After Finley’s talk, Burgess told the audience he was sending a petition to protest Klamath Lake conditions to Hubert Work, Secretary of the Interior, and promised to forward any letters or signatures he received. The immediate and overwhelming response shocked him.

 “A week ago Finley was here and I had him tell his Klamath Lake story on the air,” he wrote to his good friend ornithologist Dr. Alfred Gross at Bowdoin College in Brunswick, Maine. “I followed it by the statement that I was going to send a petition to the Secretary of the Interior, asking him to turn the water back into Klamath Lake. I invited those who were listening in, who felt this was the thing to do, to send in their names to be added to that petition. They have poured in so fast I have not had a chance to count them. I know that already I have between two and three thousands, if not more.” (Nature’s Ambassador: The Legacy of Thornton W. Burgess, p.177)   

For months after Finley’s Radio Nature League talk on the Klamath, Burgess continued to receive and forward signatures to the Secretary of the Interior. He noted to Austin Clark, a curator at the Smithsonian Institution, that one petition alone contained more than 1,000 names.

The regulatory history of the Klamath River is controversial and evolutionary. State, federal and tribal agencies continue to wrestle with complex rights and conflicting needs for the Klamath’s water.
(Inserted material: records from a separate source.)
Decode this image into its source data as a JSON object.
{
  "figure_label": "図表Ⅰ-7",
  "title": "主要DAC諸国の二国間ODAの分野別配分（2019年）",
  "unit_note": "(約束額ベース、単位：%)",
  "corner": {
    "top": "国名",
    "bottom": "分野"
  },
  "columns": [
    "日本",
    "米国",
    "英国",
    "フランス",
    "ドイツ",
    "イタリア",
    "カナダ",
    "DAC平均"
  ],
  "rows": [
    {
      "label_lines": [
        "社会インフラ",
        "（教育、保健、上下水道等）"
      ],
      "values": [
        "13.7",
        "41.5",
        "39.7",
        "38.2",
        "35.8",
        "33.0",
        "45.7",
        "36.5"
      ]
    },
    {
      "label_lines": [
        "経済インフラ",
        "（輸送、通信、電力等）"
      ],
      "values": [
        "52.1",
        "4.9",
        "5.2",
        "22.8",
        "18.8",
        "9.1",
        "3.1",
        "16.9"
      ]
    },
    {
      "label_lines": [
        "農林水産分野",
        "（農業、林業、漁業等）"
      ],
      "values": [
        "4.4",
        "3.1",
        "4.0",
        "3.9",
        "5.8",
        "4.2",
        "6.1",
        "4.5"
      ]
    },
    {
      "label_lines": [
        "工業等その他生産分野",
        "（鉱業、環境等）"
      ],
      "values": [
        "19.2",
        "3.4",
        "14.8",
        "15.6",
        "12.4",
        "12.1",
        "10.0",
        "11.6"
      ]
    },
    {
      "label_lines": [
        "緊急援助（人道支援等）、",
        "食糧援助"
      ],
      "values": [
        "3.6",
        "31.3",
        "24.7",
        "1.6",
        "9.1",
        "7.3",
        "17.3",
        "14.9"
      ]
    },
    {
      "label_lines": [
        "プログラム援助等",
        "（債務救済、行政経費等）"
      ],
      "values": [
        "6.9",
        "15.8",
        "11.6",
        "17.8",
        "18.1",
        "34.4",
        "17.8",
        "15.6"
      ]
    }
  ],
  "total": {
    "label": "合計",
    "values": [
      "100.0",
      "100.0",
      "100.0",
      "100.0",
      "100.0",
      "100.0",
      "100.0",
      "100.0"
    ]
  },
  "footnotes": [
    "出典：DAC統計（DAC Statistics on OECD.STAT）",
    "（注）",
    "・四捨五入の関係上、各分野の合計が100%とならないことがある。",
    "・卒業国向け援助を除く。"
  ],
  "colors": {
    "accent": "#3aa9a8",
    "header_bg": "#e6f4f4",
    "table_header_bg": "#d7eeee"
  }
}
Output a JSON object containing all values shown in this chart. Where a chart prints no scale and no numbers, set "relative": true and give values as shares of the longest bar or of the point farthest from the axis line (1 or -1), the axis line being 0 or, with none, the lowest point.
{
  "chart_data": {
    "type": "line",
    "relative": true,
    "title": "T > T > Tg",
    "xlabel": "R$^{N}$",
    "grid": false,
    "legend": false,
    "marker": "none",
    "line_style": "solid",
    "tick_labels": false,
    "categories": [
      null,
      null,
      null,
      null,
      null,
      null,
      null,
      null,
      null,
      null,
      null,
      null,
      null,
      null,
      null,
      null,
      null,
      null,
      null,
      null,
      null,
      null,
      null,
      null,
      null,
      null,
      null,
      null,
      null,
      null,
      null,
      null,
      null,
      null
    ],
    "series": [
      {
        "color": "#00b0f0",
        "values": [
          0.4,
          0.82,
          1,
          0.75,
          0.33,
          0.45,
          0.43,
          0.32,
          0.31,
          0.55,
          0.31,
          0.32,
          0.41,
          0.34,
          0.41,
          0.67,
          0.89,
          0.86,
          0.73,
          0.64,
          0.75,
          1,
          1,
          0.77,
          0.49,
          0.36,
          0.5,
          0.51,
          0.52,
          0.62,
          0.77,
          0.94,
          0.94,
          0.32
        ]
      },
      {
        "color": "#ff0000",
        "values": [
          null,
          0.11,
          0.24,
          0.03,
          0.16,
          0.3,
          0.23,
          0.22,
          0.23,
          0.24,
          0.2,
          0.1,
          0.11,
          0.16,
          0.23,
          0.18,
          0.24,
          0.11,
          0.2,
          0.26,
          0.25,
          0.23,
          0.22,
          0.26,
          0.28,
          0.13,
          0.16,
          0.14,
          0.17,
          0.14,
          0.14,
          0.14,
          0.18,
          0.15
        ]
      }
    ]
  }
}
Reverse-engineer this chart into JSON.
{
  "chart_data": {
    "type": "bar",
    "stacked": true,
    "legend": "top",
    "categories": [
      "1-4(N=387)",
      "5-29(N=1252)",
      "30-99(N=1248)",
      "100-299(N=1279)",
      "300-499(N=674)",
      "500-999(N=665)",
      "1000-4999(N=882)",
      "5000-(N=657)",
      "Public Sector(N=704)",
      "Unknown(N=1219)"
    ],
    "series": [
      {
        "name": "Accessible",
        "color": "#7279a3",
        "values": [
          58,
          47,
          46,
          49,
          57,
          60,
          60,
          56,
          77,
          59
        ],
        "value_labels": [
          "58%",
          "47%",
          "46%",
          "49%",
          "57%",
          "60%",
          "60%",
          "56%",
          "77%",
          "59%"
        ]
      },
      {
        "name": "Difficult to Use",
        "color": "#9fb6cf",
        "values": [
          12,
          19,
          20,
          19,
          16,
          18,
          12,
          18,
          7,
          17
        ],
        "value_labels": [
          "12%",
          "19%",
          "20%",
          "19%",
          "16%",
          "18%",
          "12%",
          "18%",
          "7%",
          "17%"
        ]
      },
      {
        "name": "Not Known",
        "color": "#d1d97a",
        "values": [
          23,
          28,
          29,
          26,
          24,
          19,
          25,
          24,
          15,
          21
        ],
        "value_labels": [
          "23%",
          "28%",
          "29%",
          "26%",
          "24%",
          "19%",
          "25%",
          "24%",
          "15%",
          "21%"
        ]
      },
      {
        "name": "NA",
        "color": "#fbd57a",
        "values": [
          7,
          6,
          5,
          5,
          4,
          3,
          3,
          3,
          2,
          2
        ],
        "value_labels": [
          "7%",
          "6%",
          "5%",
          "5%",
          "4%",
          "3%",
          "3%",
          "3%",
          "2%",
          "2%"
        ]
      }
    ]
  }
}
In 2016, Secretary of the Interior Sally Jewell authorized removal of hydroelectric dams on the Klamath River as a first step in the largest river restoration project in American history.

How interesting to realize that a children’s writer used mass media in the early 20th century to promote environmental protection for this great western waterway and the fish and wildlife that depend on it!  

Furthermore, it is intriguing to speculate that public opinion intentionally generated in 1926 by Thornton Burgess may have provided some degree of momentum for President Calvin Coolidge’s 1928 decision to restore a portion of Klamath Lake and establish the Tule Lake National Wildlife Refuge.